Kala Gus Dur Menembus Kemustahilan Politik
Siapa yang akan memenangkan pertarungan pada 2014? Apakah pemenangnya adalah kandidat yang saat ini paling populer? Atau yang memiliki pendukung paling banyak?
Bagi kita, pertarungan masih sangat cair. Seringkali kemenangan tidak diraih atas dasar popularitas atau banyaknya pengikut. Bagi kandidat yang tak diunggulkan, tak semestinya pesimis dan menyerah begitu saja. Suatu permainan cantik bisa memunculkan kuda hitam yang tak terduga, segala kemungkinan masih bisa terjadi.
Mengembalikan ingatan pada 1999, pertarungan pertama pasca Reformasi, justru kuda hitam yang muncul menjadi pemenang. Meski PDI-P dan Partai Golkar pada waktu itu adalah peraih kursi terbanyak, pertarungan untuk memperebutkan RI-1 tidak terjadi pada kandidat yang mereka usung, Megawati dan Habibi, tapi pertarungan yang sesungguhnya justru terjadi antara Gus Dur dan Amin Rais.
Pemilu 1999 baru saja berlalu, namun gambaran hasilnya sudah bisa dibaca. Amin Rais yang menghadapi Pemilu dengan penuh optimisme sebagai tokoh terdepan Reformasi, menghadapi kenyataan bahwa suara yang diperoleh partainya jauh di bawah yang ia prediksikan, hanya sekitar 7 persen suara. Ia tidak memandang pencapaian ini sebagai modal awal untuk suatu perjuangan yang harus berlanjut tanpa kenal menyerah. Malah ia shock, sempat ingin mundur dari gelanggang politik, sekaligus mengubur dalam-dalam cita-citanya menjadi Presiden Indonesia. Seolah merasa bahwa peluangnya telah pupus sama sekali.
Di sisi lain, perolehan suara yang diperoleh PKB yang menjadi kendaraan Gus Dur sebenarnya tidak berbeda jauh dengan PAN. Bedanya, pencapaian tersebut tidak disikapi dengan pesimisme. Dari kalkulasi politiknya, suara sebesar itu sudah cukup untuk menjadi modal untuk bermain di antara dua kubu besar yang ada, PDI-P dan Golkar. Komposisi keanggotaan MPR yang akan memilih presiden dihitungnya dengan matang. Sebuah peluang yang bisa dimanfaatkan untuk menawarkan pilihan alternatif di antara dua kubu yang sedang bertarung dengan sengitnya.
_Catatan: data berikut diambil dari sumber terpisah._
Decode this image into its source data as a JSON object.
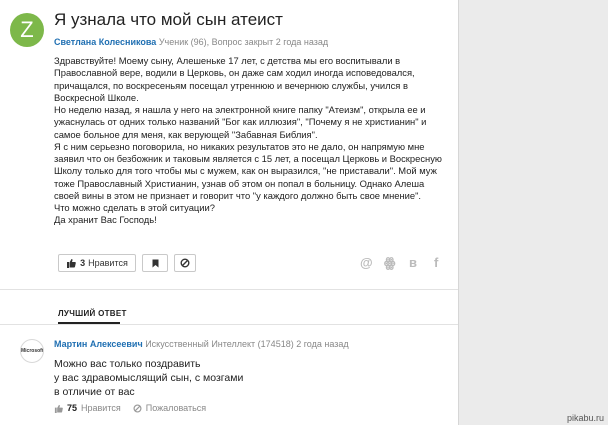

Bagi kubu Golkar-Habibi, toh meski dirinya kalah dalam pertarungan memperebutkan RI-1 nantinya, asalkan bukan Megawati yang menjadi pemenangnya. Sebaliknya bagi Gus Dur, kedekatannya dengan Megawati bukan sekadar pertemanan pribadi, melainkan juga pertalian ideologis yang teramat kuat. Gus Dur tak akan rela begitu saja membiarkan kursi Presiden jatuh ke tangan lawan politik Megawati. Dan permainan Poros Tengah inilah yang sebenarnya merupakan jasa terbesar Gus Dur kepada Megawati, yang hingga saat ini bisa jadi belum disadari oleh Megawati, bahkan belum dimaafkannya.
Posisi Gus Dur dan Amin Rais waktu itu relatif sama, tinggal siapa yang bisa membaca peluang. Kondisi Amin Rais yang sedang shock memudahkan Gus Dur memulai sebuah permainan. Gus Dur kemudian menemui Ahmad Syafi’i Ma’arif Ketua Umum PP Muhammadiyah waktu itu. Memainkan sebuah argumentasi jika Mega yang menjadi presiden akibatnya akan begini-begini…, jika Habibi yang menjadi presiden akibatnya akan begini-begini…, sehingga bagaimana jika dirinya saja yang menjadi presiden? Sebuah ide yang cukup gila.
Kemudian dilanjutkan dengan obrolan-obrolan ringan tentang pembagian kekuasaan yang sudah dipetakan oleh Gus Dur, tentang siapa yang akan menjadi ketua MPR, komposisi kabinet, dan sebagainya. Selanjutnya Gus Dur mengemukakan, “Tapi maaf, posisi Menteri Agama kami ambil.” Syafi’i Maarif hanya menjawab, “Ambil saja semua!” Makanya ketika pada era Gus Dur menjadi Presiden terjadi NU-isasi Departemen Agama, posisi-posisi orang Muhammadiyah di Depag dan IAIN dihabisi, sebenarnya adalah permintaan dari Syafi’i Ma’arif sendiri. Seandainya jawaban dari Syafi’i Ma’arif begini, “Bagi-bagi dong, antara NU dan Muhammadiyah,” ceritanya mungkin akan lain.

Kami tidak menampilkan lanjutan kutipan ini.